People don’t want you to cold call them. They don’t want to be interrupted while they are heads down working. They especially don’t want you to try to engage them in a discovery call that they haven’t agreed to. But there isn’t a faster way to generate new opportunities.
People also don’t want to accept your LinkedIn request and then receive your self-oriented pitch two seconds later. You like this form of interruption better because it allows you to avoid conflict. It provides the illusion of prospecting.
There’s a reason your prospects allow their phone calls to go to their email. They don’t like the conflict that comes with saying “no” to your request for an appointment. They ask you to email them so they don’t have to tell you “no,” depriving you of the opportunity to ask questions or ask again for the commitment you need.

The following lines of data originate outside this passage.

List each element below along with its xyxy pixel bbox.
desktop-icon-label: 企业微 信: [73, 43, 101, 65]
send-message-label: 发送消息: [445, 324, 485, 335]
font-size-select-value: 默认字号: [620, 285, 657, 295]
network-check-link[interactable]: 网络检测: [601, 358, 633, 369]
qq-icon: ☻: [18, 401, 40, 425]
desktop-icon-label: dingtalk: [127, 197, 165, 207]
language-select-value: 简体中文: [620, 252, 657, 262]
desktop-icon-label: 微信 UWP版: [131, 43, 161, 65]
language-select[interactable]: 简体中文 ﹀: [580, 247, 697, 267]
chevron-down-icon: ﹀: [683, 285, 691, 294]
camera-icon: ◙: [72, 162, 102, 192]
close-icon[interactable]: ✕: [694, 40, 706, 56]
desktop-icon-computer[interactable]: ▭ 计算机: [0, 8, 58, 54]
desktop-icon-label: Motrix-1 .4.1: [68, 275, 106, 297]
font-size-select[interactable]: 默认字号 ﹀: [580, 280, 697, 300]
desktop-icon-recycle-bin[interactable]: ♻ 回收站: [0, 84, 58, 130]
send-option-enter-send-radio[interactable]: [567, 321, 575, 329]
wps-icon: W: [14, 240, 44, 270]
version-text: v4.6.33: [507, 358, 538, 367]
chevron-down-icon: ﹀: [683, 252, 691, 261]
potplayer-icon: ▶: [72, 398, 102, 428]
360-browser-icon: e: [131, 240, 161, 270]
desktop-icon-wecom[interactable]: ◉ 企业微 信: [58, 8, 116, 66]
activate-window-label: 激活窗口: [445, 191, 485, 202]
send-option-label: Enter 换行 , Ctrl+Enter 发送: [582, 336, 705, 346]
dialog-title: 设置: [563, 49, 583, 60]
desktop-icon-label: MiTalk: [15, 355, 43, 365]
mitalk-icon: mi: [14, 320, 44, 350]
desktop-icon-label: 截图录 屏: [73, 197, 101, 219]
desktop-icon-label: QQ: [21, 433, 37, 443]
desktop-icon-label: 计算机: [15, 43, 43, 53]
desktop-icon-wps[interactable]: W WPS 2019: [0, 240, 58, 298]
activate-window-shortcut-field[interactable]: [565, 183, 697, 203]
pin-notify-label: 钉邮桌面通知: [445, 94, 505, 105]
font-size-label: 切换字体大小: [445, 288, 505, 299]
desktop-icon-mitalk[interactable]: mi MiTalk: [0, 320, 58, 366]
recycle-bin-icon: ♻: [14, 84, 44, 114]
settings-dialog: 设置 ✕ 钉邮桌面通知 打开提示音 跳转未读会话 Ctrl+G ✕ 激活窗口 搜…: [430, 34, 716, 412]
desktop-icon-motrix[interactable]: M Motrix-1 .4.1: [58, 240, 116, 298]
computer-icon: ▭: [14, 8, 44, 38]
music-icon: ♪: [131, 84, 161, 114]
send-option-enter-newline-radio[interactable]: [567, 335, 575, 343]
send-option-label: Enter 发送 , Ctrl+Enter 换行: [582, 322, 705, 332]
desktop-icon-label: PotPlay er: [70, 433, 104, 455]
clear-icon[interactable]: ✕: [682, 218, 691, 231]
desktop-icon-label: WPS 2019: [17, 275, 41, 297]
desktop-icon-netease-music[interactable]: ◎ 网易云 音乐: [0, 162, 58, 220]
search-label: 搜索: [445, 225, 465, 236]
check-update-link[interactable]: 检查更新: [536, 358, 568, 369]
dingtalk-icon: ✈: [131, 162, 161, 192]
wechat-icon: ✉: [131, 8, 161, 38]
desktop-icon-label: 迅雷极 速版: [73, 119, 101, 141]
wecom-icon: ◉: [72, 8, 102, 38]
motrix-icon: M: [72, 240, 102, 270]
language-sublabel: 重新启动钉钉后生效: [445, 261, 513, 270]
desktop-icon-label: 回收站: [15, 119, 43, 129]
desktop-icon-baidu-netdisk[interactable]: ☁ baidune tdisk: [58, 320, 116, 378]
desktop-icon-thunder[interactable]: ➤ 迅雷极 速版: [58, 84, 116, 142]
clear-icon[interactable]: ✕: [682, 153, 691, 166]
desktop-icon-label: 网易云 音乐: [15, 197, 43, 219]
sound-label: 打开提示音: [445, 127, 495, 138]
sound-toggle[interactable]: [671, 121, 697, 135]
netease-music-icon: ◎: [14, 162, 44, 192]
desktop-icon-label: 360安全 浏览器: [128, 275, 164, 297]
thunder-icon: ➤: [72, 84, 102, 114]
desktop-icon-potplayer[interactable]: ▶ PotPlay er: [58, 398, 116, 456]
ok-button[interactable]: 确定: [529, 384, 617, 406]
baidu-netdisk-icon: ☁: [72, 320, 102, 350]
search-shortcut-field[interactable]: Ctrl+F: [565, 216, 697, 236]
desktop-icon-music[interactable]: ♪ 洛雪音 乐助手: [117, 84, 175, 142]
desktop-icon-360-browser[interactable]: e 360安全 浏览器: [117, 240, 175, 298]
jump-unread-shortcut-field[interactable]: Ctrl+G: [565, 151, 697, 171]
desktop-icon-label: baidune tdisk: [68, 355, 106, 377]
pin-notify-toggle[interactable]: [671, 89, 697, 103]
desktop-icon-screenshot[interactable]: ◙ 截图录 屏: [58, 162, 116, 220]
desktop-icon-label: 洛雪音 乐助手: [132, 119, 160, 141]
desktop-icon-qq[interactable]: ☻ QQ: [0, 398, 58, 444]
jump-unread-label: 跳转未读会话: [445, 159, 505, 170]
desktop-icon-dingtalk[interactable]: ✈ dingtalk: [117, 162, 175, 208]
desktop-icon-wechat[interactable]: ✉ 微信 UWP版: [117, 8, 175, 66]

You make things difficult for yourself when you agree to allow the people you are trying to help live behind their email. You make it worse when you live behind email. Two people avoiding each other because they are afraid of the smallest amount of conflict does not a deal make.
When you lose an opportunity, it’s difficult for your prospect to tell you that you lost. They’ll almost certainly will tell you that they were impressed and that the decision came down to price. If only you could have sharpened your pencil. It is easier to have a conversation about something that was out of your control than it is to tell you that they knew, liked, and trusted someone more than they liked you.
Selling is conversations and commitments. Like most human endeavors, there is some inherent small amount of conflict. The real danger isn’t in engaging in the small conflict that can occur as you pursue a deal. The real danger is avoiding that conflict.